During a May 21 work session, Gause presented commissioners with a report on four available lots that removed two of them from the running – one next door to the district’s temporary offices at Palma Sola Presbyterian Church and another adjacent to King Middle School. Gause said the lot adjacent to the church property is partially used for stormwater retention and wouldn’t be of sufficient size to house an administration building and necessary parking. With the Manatee County School Board unwilling to part with the King Middle School adjacent lot, that choice also was eliminated.
The two options left to commissioners are the old dentist office on Third Avenue across from the church property and an undeveloped lot behind the Fountain Court Shopping Center where Bealls is located on Manatee Avenue.
Commissioners asked Chief Tom Sousa and Chief Ben Rigney to continue looking into the two lots and meet with the owners or their Realtors to see what price the district could get each location for. The undeveloped lot behind the shopping center has frontage on 63rd Street and is 1.88 acres, priced at $295,000. Because the site is undeveloped, Gause said it would require the installation of a lift station and directional boring to gain access to sewer utilities.
The old dentist office site is smaller at 0.65 acres and is priced at $525,000, including the existing office building which would need to be torn down to accommodate a new administration building. The bonus of acquiring this lot, Rigney said, is that it might be possible to share a generator with the nearby WMFR Station 1 on 67th Street.
No matter which lot commissioners choose, the building they’re considering is planned to be a hardened building that could potentially serve as a westside emergency operations center in the event of a hurricane. If commissioners choose to build a hardened building, it could also be created to withstand winds of up to 200 miles per hour.
WMFR’s other two fire stations, Stations 2 and 3, are both in flood plains and would have to be evacuated in the event of a hurricane, leaving Station 1, and potentially the administration building, as the only places to store both response teams and equipment during a storm event and in the aftermath if the other two stations were damaged or inaccessible.
District resident Derek Warner stepped up to offer commissioners his opinion as a former fire chief.
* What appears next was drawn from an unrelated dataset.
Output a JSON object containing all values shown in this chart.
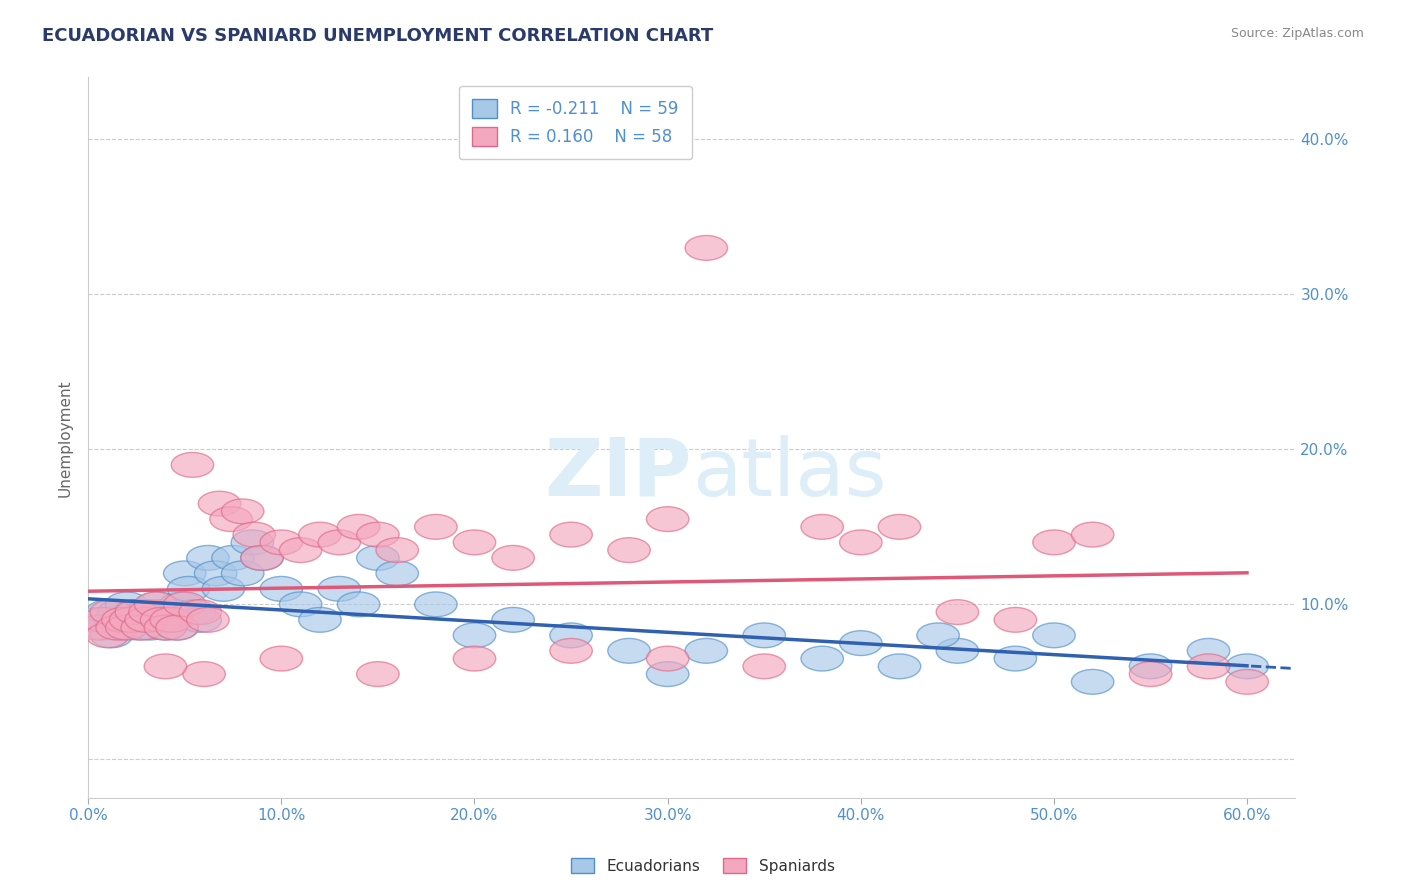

Warner was a part of a team that responded to New Orleans in the aftermath of Hurricane Katrina. He and other first responders from around the country were the ones who orchestrated cleanups, rescues and investigations in a place that was foreign to them after the city’s first responders were scattered due to the storm.
“You have to think about who you want running your disaster – you or people like me who don’t know your situation or community,” he said.
Only a couple of stations and a few pieces of fire equipment in New Orleans survived the hurricane, he noted.
With first responders scattered and unable to respond to emergencies, Warner said the city had to rely on people who were just coming to New Orleans and didn’t have the knowledge that local emergency workers had.
“You want to be in on this,” Warner advised. “You want to be the decisionmakers.”
He encouraged commissioners to not only consider building a hardened structure but one large enough that it could accommodate fire crews, EMS crews, local law enforcement and provide additional areas to store supplies and equipment.
WMFR commissioners are currently considering building a structure around 5,000 square feet or less with the possibility of an additional warehouse-type structure to house additional fire equipment if necessary.
The administration building discussion will continue on June 18 at the next WMFR commission meeting.